Knowledge Graph Extractor (BYO-key)

Extract entity-relationship triples from LLM output as a knowledge graph.

Use your own OpenAI or Anthropic key to extract subject-predicate-object triples from any text, list every unique entity, and export the result as Graphviz DOT to render an interactive knowledge graph. It runs free in your browser on Gera Tools, with nothing uploaded.

Last updated Source: Gera Tools

What is a subject-predicate-object triple?

It is the basic unit of a knowledge graph — two entities connected by a relationship, such as "Ada — invented — algorithm." Extracting text into triples turns prose into a structured graph you can query, visualize, or load into a graph database.

Turn prose into a structured knowledge graph

A wall of text hides the relationships inside it. This tool uses your own API key to extract those relationships as subject-predicate-object triples — the building blocks of a knowledge graph — and lists every unique entity, so you can see at a glance who is connected to what and how.

How it works

You paste text and, optionally, the entity types you care about. The tool sends a structured extraction prompt that asks the model to return only a JSON array of { subject, predicate, object } triples, with consistent entity naming. It then parses that JSON robustly — tolerating code fences and alternate key names like relation or from/to — and renders the triples as a table alongside a count of unique entities. One click exports the whole graph as Graphviz DOT, ready to render in any DOT-compatible viewer.

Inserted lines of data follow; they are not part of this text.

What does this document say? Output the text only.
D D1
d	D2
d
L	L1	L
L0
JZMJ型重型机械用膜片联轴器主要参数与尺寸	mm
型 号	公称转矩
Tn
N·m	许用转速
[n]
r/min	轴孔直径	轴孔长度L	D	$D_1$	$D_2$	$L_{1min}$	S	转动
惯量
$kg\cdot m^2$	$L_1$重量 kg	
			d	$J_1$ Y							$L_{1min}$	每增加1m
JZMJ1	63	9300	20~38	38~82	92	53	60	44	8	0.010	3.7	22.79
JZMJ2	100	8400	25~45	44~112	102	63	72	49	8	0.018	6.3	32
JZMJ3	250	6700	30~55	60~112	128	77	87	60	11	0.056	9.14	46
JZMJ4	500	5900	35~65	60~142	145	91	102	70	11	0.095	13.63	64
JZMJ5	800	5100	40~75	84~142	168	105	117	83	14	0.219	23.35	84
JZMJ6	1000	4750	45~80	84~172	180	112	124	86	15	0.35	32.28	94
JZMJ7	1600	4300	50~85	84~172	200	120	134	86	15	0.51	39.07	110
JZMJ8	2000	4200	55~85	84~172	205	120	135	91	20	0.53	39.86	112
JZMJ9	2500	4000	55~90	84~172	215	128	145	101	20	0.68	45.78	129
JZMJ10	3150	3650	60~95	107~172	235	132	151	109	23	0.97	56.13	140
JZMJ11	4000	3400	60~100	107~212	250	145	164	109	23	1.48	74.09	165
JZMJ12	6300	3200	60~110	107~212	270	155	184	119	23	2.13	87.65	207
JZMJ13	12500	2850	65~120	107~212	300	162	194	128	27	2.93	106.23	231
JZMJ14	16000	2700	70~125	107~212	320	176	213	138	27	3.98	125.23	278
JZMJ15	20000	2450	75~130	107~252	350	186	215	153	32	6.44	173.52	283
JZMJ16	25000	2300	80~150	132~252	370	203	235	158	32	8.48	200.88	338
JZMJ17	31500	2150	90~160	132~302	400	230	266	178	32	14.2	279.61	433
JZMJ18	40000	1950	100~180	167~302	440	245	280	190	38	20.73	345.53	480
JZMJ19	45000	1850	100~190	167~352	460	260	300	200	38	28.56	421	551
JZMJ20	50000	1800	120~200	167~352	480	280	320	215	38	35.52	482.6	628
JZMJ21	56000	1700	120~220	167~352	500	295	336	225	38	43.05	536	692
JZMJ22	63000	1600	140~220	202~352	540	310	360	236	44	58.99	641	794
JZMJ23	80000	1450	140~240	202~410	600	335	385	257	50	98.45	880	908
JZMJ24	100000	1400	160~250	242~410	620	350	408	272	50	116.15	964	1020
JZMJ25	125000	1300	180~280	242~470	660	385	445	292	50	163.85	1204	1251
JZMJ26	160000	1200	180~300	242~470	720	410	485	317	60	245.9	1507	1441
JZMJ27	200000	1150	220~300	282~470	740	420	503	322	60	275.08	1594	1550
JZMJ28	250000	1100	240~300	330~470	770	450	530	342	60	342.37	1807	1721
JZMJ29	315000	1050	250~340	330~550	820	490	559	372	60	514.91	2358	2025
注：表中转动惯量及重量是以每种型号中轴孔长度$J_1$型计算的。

What a knowledge graph triple looks like

Each triple has three slots:

SlotRoleExample
Subjectthe entity the statement is aboutAda Lovelace
Predicatethe relationship or propertypublished
Objectthe other entity or valueNotes on Babbage’s Analytical Engine

A collection of triples builds a graph where entities are nodes and predicates are labelled edges. For example, three triples from a Wikipedia paragraph might produce: Ada Lovelace → collaborated with → Charles Babbage, Ada Lovelace → is considered → first programmer, Charles Babbage → designed → Analytical Engine. When rendered as a graph, these reveal the relational structure at a glance.

Practical uses

Research synthesis. Drop in a research abstract or literature review section and extract who did what to whom. The entity list quickly surfaces the key actors and concepts without reading every sentence.

Competitive intelligence. Paste a news article or earnings call transcript and extract organisation-to-action relationships: acquisitions, partnerships, product launches.

Ontology and taxonomy building. Use the extracted triples as a first draft for a domain ontology. The predicates reveal the vocabulary that naturally describes the domain.

Graph database population. The subject-predicate-object format maps directly to RDF triples, Cypher relationships (Neo4j), or property-graph edges. Export the DOT, then transform it to your target format.

Tips for better extractions

Naming the entity types you want focuses the model and cuts noise. “people, organizations, products” stops it from extracting trivial grammar relationships (“the — is a — word”). Limit to two or three entity types for clean graphs.

Review the unique-entity list for near-duplicates — the model may write “Ada Lovelace” and “Lovelace” as separate entities despite the consistency instruction. Merge them manually in your downstream tool.

For long documents, extract in sections of a few hundred words and combine the triple lists. Your API key never leaves your browser except to call the provider directly, and it is never stored.